Representatives from the borough, Meyersdale Renaissance and residents have worked together since 2005 to gather as much funding as possible from state, county and local sources to turn downtown into a work of art.
The hard work paid off. They raised more than $1.1 million for the “streetscape” project to include new sidewalks, curbs and lighting.
But, as deadlines draw near and all resources have been tapped, the group remains $50,000 short.
“This is probably one of the best co-operative efforts in the borough,” said Kathy Bisko, program director for Meyersdale Renaissance Inc., the borough’s Main Street program.
“Honestly, we need the support and help of the people who live and do business on Main Street.”
This week, the design committee mailed letters to businesses and residents along Main Street, which would undergo a facelift with new sidewalks and a bike lane from Grant Street to the Western Maryland station.

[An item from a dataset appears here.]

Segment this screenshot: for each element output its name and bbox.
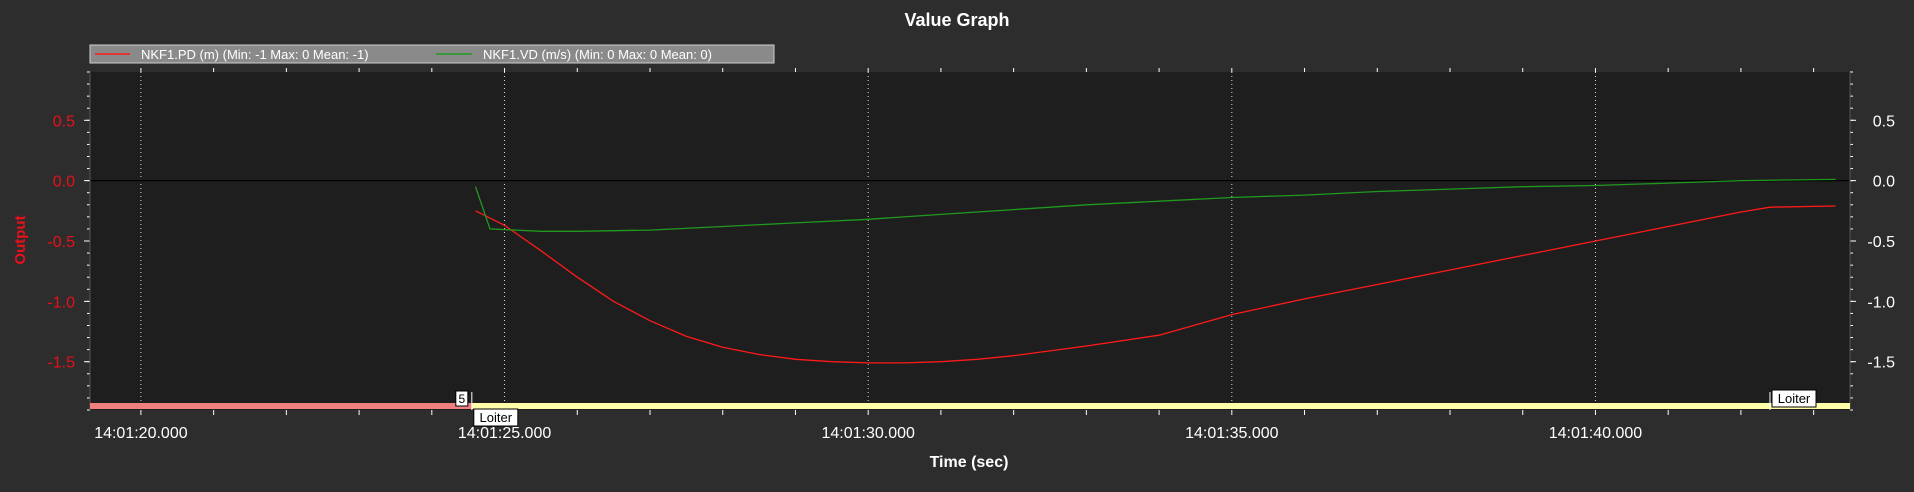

The centerpiece of the design would feature a maple leaf on the intersection of Center and Main streets.
The letters ask each person or business owner to give $20 per linear foot of new sidewalks and curbs, an amount that Bisko said is less than one-quarter the cost of each person to pay for the work privately.
The request was mailed even to businesses that already have made significant donations.
“These are the people who would directly benefit,” Bisko said.
In October 2006, the group was awarded an $850,000 PennDOT grant for the work, following a second public meeting.
Organizers had hoped to see work begin in the summer, but the review process with PennDOT took longer than expected.
“It just takes time, more than we anticipated,” Bisko said.
The project also received a $200,000 boost from the state’s Department of Community and Economic Development, $30,000 in Growing Greener funds and $25,000 in Community Development Block Grant money.
Another $125,000 in matching funds needed to be raised, and a design committee used a streetlight sponsorship campaign, as well as private grants through foundations, to raise all but the final $50,000.
“At this point, we very much need to get this moving,” Bisko said.
If organizers are able to line up funding, the project should be bid this year.
The group has planned to coordinate the project with a borough water authority project to replace 150-year-old water lines, which is scheduled to begin in the spring. To keep pace with that joint undertaking and preserve grant funding, the streetscape design must begin in the summer, Bisko said.
“Right now, the most critical thing is this last piece of funding,” she said.